Spike Lee has never been one to shy away from a fight or push an idea far enough that you can't help but notice. And for over 30 years, he's set out to make films that make a difference.
Do the Right Thing might not have cured racism in Brooklyn but it introduced an entire generation of white kids to the music of Public Enemy. (See also: Malcolm X, Bamboozled, When the Levees Broke, 4 Little Girls, Jungle Fever and Chi-Raq).
And the latest Spike Lee joint, BlacKkKlansman, hitting screens at the Whistler Village 8 this week, might be among the best work of his career.

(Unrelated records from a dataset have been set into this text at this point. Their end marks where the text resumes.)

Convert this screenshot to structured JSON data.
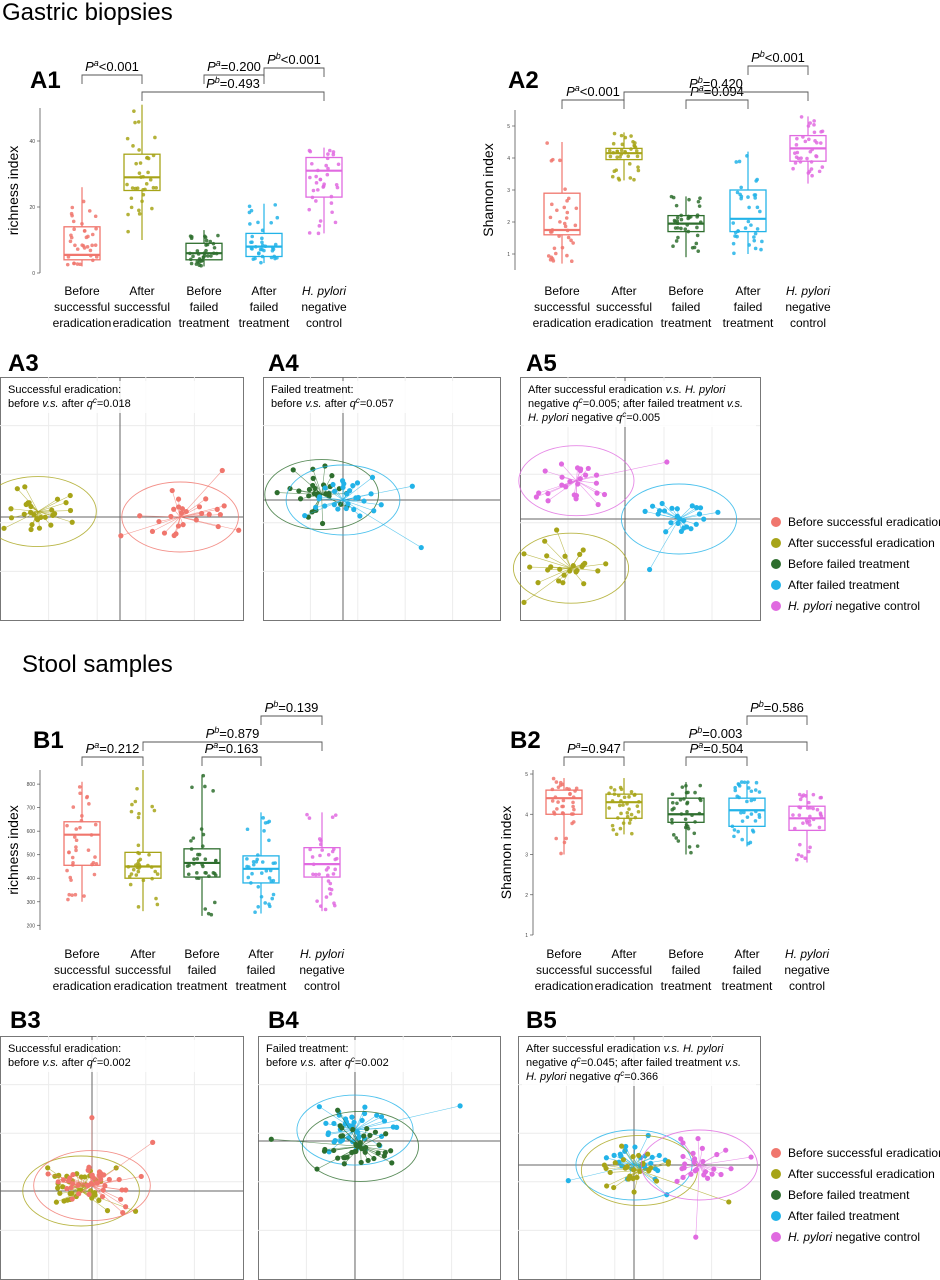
{
  "colors": {
    "before_success": "#F0766D",
    "after_success": "#A7A418",
    "before_failed": "#2E6E2E",
    "after_failed": "#22B3E8",
    "hp_negative": "#E06AE0"
  },
  "sections": {
    "gastric": "Gastric biopsies",
    "stool": "Stool samples"
  },
  "legend": [
    {
      "key": "before_success",
      "label": "Before successful eradication"
    },
    {
      "key": "after_success",
      "label": "After successful eradication"
    },
    {
      "key": "before_failed",
      "label": "Before failed treatment"
    },
    {
      "key": "after_failed",
      "label": "After failed treatment"
    },
    {
      "key": "hp_negative",
      "label": "negative control",
      "italic_prefix": "H. pylori"
    }
  ],
  "groups": [
    {
      "key": "before_success",
      "lines": [
        "Before",
        "successful",
        "eradication"
      ]
    },
    {
      "key": "after_success",
      "lines": [
        "After",
        "successful",
        "eradication"
      ]
    },
    {
      "key": "before_failed",
      "lines": [
        "Before",
        "failed",
        "treatment"
      ]
    },
    {
      "key": "after_failed",
      "lines": [
        "After",
        "failed",
        "treatment"
      ]
    },
    {
      "key": "hp_negative",
      "lines": [
        "H. pylori",
        "negative",
        "control"
      ],
      "italic_first": true
    }
  ],
  "chart_data": [
    {
      "id": "A1",
      "type": "box",
      "panel_label": "A1",
      "ylabel": "richness index",
      "ylim": [
        0,
        50
      ],
      "yticks": [
        0,
        20,
        40
      ],
      "boxes": [
        {
          "group": "before_success",
          "min": 2,
          "q1": 4,
          "median": 5.5,
          "q3": 14,
          "max": 26
        },
        {
          "group": "after_success",
          "min": 10,
          "q1": 25,
          "median": 29,
          "q3": 36,
          "max": 51
        },
        {
          "group": "before_failed",
          "min": 2,
          "q1": 4,
          "median": 6,
          "q3": 9,
          "max": 13
        },
        {
          "group": "after_failed",
          "min": 3,
          "q1": 5,
          "median": 8,
          "q3": 12,
          "max": 21
        },
        {
          "group": "hp_negative",
          "min": 12,
          "q1": 23,
          "median": 31,
          "q3": 35,
          "max": 38
        }
      ],
      "brackets": [
        {
          "from": 0,
          "to": 1,
          "letter": "a",
          "text": "<0.001",
          "level": 0
        },
        {
          "from": 2,
          "to": 3,
          "letter": "a",
          "text": "=0.200",
          "level": 0
        },
        {
          "from": 1,
          "to": 4,
          "letter": "b",
          "text": "=0.493",
          "level": 1
        },
        {
          "from": 3,
          "to": 4,
          "letter": "b",
          "text": "<0.001",
          "level": 2
        }
      ]
    },
    {
      "id": "A2",
      "type": "box",
      "panel_label": "A2",
      "ylabel": "Shannon index",
      "ylim": [
        0.5,
        5.5
      ],
      "yticks": [
        1,
        2,
        3,
        4,
        5
      ],
      "boxes": [
        {
          "group": "before_success",
          "min": 0.7,
          "q1": 1.6,
          "median": 1.75,
          "q3": 2.9,
          "max": 4.5
        },
        {
          "group": "after_success",
          "min": 3.3,
          "q1": 3.95,
          "median": 4.15,
          "q3": 4.3,
          "max": 4.8
        },
        {
          "group": "before_failed",
          "min": 0.9,
          "q1": 1.7,
          "median": 1.95,
          "q3": 2.2,
          "max": 2.8
        },
        {
          "group": "after_failed",
          "min": 1.0,
          "q1": 1.7,
          "median": 2.1,
          "q3": 3.0,
          "max": 4.2
        },
        {
          "group": "hp_negative",
          "min": 3.2,
          "q1": 3.9,
          "median": 4.3,
          "q3": 4.7,
          "max": 5.3
        }
      ],
      "brackets": [
        {
          "from": 0,
          "to": 1,
          "letter": "a",
          "text": "<0.001",
          "level": 0
        },
        {
          "from": 2,
          "to": 3,
          "letter": "a",
          "text": "=0.094",
          "level": 0
        },
        {
          "from": 1,
          "to": 4,
          "letter": "b",
          "text": "=0.420",
          "level": 1
        },
        {
          "from": 3,
          "to": 4,
          "letter": "b",
          "text": "<0.001",
          "level": 2
        }
      ]
    },
    {
      "id": "B1",
      "type": "box",
      "panel_label": "B1",
      "ylabel": "richness index",
      "ylim": [
        180,
        860
      ],
      "yticks": [
        200,
        300,
        400,
        500,
        600,
        700,
        800
      ],
      "boxes": [
        {
          "group": "before_success",
          "min": 300,
          "q1": 455,
          "median": 585,
          "q3": 640,
          "max": 810
        },
        {
          "group": "after_success",
          "min": 260,
          "q1": 400,
          "median": 450,
          "q3": 510,
          "max": 860
        },
        {
          "group": "before_failed",
          "min": 240,
          "q1": 405,
          "median": 465,
          "q3": 525,
          "max": 840
        },
        {
          "group": "after_failed",
          "min": 250,
          "q1": 380,
          "median": 440,
          "q3": 495,
          "max": 680
        },
        {
          "group": "hp_negative",
          "min": 260,
          "q1": 405,
          "median": 460,
          "q3": 530,
          "max": 680
        }
      ],
      "brackets": [
        {
          "from": 0,
          "to": 1,
          "letter": "a",
          "text": "=0.212",
          "level": 0
        },
        {
          "from": 2,
          "to": 3,
          "letter": "a",
          "text": "=0.163",
          "level": 0
        },
        {
          "from": 1,
          "to": 4,
          "letter": "b",
          "text": "=0.879",
          "level": 1
        },
        {
          "from": 3,
          "to": 4,
          "letter": "b",
          "text": "=0.139",
          "level": 2
        }
      ]
    },
    {
      "id": "B2",
      "type": "box",
      "panel_label": "B2",
      "ylabel": "Shannon index",
      "ylim": [
        1,
        5.1
      ],
      "yticks": [
        1,
        2,
        3,
        4,
        5
      ],
      "boxes": [
        {
          "group": "before_success",
          "min": 3.0,
          "q1": 4.0,
          "median": 4.4,
          "q3": 4.6,
          "max": 4.9
        },
        {
          "group": "after_success",
          "min": 3.5,
          "q1": 3.9,
          "median": 4.3,
          "q3": 4.5,
          "max": 4.9
        },
        {
          "group": "before_failed",
          "min": 3.0,
          "q1": 3.8,
          "median": 4.0,
          "q3": 4.4,
          "max": 4.8
        },
        {
          "group": "after_failed",
          "min": 3.2,
          "q1": 3.7,
          "median": 4.1,
          "q3": 4.4,
          "max": 4.8
        },
        {
          "group": "hp_negative",
          "min": 2.8,
          "q1": 3.6,
          "median": 3.9,
          "q3": 4.2,
          "max": 4.6
        }
      ],
      "brackets": [
        {
          "from": 0,
          "to": 1,
          "letter": "a",
          "text": "=0.947",
          "level": 0
        },
        {
          "from": 2,
          "to": 3,
          "letter": "a",
          "text": "=0.504",
          "level": 0
        },
        {
          "from": 1,
          "to": 4,
          "letter": "b",
          "text": "=0.003",
          "level": 1
        },
        {
          "from": 3,
          "to": 4,
          "letter": "b",
          "text": "=0.586",
          "level": 2
        }
      ]
    },
    {
      "id": "A3",
      "type": "scatter",
      "panel_label": "A3",
      "annotation": [
        "Successful eradication:",
        "before v.s. after q=0.018"
      ],
      "clusters": [
        {
          "group": "after_success",
          "cx": -0.75,
          "cy": 0.05
        },
        {
          "group": "before_success",
          "cx": 0.55,
          "cy": 0.0
        }
      ]
    },
    {
      "id": "A4",
      "type": "scatter",
      "panel_label": "A4",
      "annotation": [
        "Failed treatment:",
        "before v.s. after q=0.057"
      ],
      "clusters": [
        {
          "group": "before_failed",
          "cx": -0.2,
          "cy": 0.05
        },
        {
          "group": "after_failed",
          "cx": 0.0,
          "cy": 0.0
        }
      ]
    },
    {
      "id": "A5",
      "type": "scatter",
      "panel_label": "A5",
      "annotation": [
        "After successful eradication v.s. H. pylori",
        "negative q=0.005; after failed treatment v.s.",
        "H. pylori negative q=0.005"
      ],
      "clusters": [
        {
          "group": "hp_negative",
          "cx": -0.45,
          "cy": 0.35
        },
        {
          "group": "after_success",
          "cx": -0.5,
          "cy": -0.45
        },
        {
          "group": "after_failed",
          "cx": 0.5,
          "cy": 0.0
        }
      ]
    },
    {
      "id": "B3",
      "type": "scatter",
      "panel_label": "B3",
      "annotation": [
        "Successful eradication:",
        "before v.s. after q=0.002"
      ],
      "clusters": [
        {
          "group": "after_success",
          "cx": -0.1,
          "cy": 0.0
        },
        {
          "group": "before_success",
          "cx": 0.0,
          "cy": 0.05
        }
      ]
    },
    {
      "id": "B4",
      "type": "scatter",
      "panel_label": "B4",
      "annotation": [
        "Failed treatment:",
        "before v.s. after q=0.002"
      ],
      "clusters": [
        {
          "group": "after_failed",
          "cx": 0.0,
          "cy": 0.1
        },
        {
          "group": "before_failed",
          "cx": 0.05,
          "cy": -0.05
        }
      ]
    },
    {
      "id": "B5",
      "type": "scatter",
      "panel_label": "B5",
      "annotation": [
        "After successful eradication v.s. H. pylori",
        "negative q=0.045; after failed treatment v.s.",
        "H. pylori negative q=0.366"
      ],
      "clusters": [
        {
          "group": "after_failed",
          "cx": 0.0,
          "cy": 0.0
        },
        {
          "group": "after_success",
          "cx": 0.05,
          "cy": -0.05
        },
        {
          "group": "hp_negative",
          "cx": 0.6,
          "cy": 0.0
        }
      ]
    }
  ]
}
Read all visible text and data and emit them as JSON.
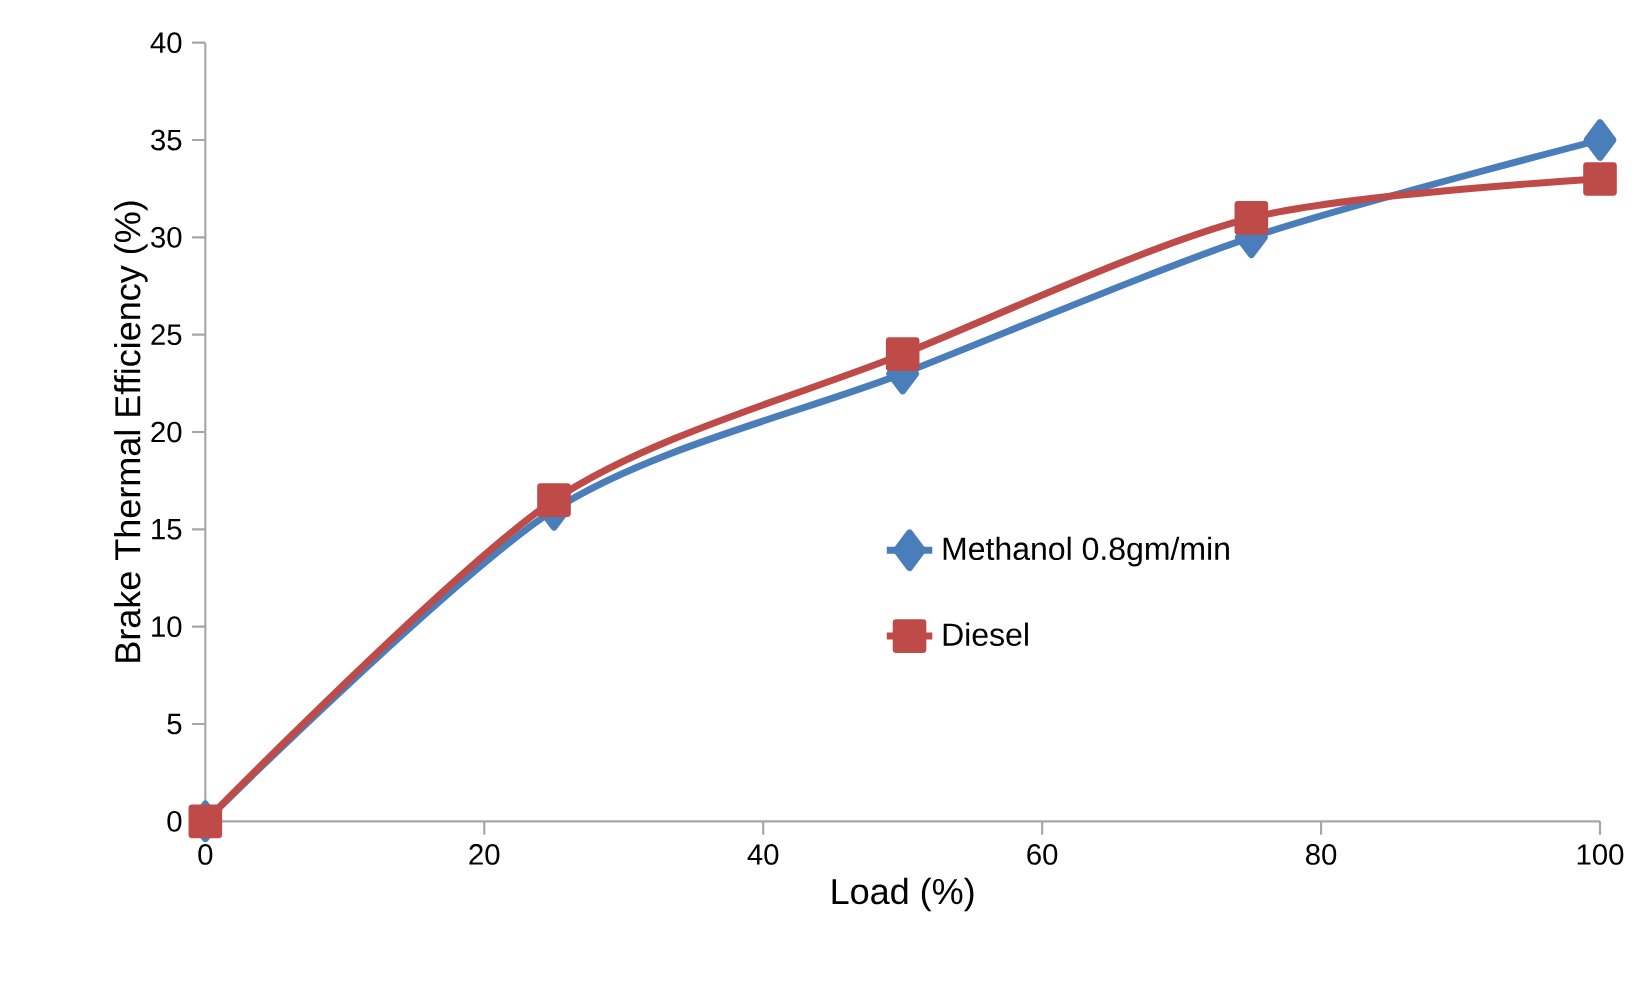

Based (loosely) on a true story, BlacKkKlansman stars John David Washington (Denzel's son—slaying it) as Ron Stallworth, the first black police officer in the Colorado Springs department back in the late '70s.
Figuring the smartest course of action is to swing for the fences, Stallworth decides to infiltrate the Ku Klux Klan. It's as easy as picking up the phone, but soon Ron recruits a more seasoned (white and Jewish) colleague as a stand-in for Klan events and meetings. What could possibly go wrong?Lee is an audacious filmmaker, fearless and creatively rambunctious with jump cuts and unexpected juxtapositions, but when he finds a groove, he can lock the viewers in and ride/crash them into any revelation he pleases. And he does it here. BlacKkKlansman has the feel of a screwball comedy, the tension of a heist flick, and an emotional resonance that cuts the crap.
The easy discussion around BlacKkKlansman is about how it ties into the state of race relations in today's Trumped-up America. Lee expects this, and finishes his film in a way that ensures it. But the reality is that even though the events depicted happened in the 1970s and Ron Stallworth's source-material book was written in 2014, the point here transcends current events, and instead acts as a look at systemic oppression over the ages, and a provocation for change.
BlacKkKlansman is, like most of Lee's work, a "big picture" story. And, in this day and age, with the online echo chambers and media fear-mongering, it's refreshing to watch a film that easily sees the cultural trainwreck right in front of it, but hasn't forgot to check the rearview for context and insight. BlacKkKlansman is worth a look.
The other flick opening this week, speaking of trainwrecks, is Kin, a sci-fi crime thriller about a working class kid who finds an alien-tech laser gun, or something. I only saw the trailer but it looks like some space bad guys show up, there's sibling rivalry (or is it love?) and Zoe Kravitz. Then James Franco pops in. The plot looks as smooth as scrambled eggs, so proceed with caution here.
The Stream of the Week is Summer of 84, a brand new, Canadian-made teenage coming-of-age thriller based on the idea that every serial killer lives next door to someone, and it might be you.
Davy is a typical '80s 15-year-old with sex-obsessed friends, a sick BMX, and a foxy, couple-years-older girl next door who sometimes changes with the blinds up. Life is good, until Davy starts thinking that the friendly cop in his cul-de-sac is actually a serial killer who's burying dead kids in his yard. What evil lurks in the suburbs of America? Davy and his crew set out to find out...
The concept is not new—Hitchcock set the mould for voyeur thrillers in 1954's Rear Window (see also Brian De Palma's Body Double, Philip Noyce's Sliver, Tom Hanks in The 'Burbs, the classic Simpsons episode "Bart of Darkness" and the more recent and similar 2007 Shia LaBeouf vehicle, Disturbia), but Quebec filmmaking team RKSS (Anouk Whissell, Francois Simard and Yoann-Karl Whissell) make a solid entry into the subgenre.
This is the team behind the incredible piece of post-apoco-cinema-nostalgia Turbo Kid, except this time out they transcend their own style-over-substance roots (and the Stranger Things comparisons) with solid acting, real tension (the soundtrack slays) and the kind of ending that will piss off as many film fans as it hooks. Summer of 84 is derivative, but for a late-night thriller that makes you lock the door before you go to bed, it slays.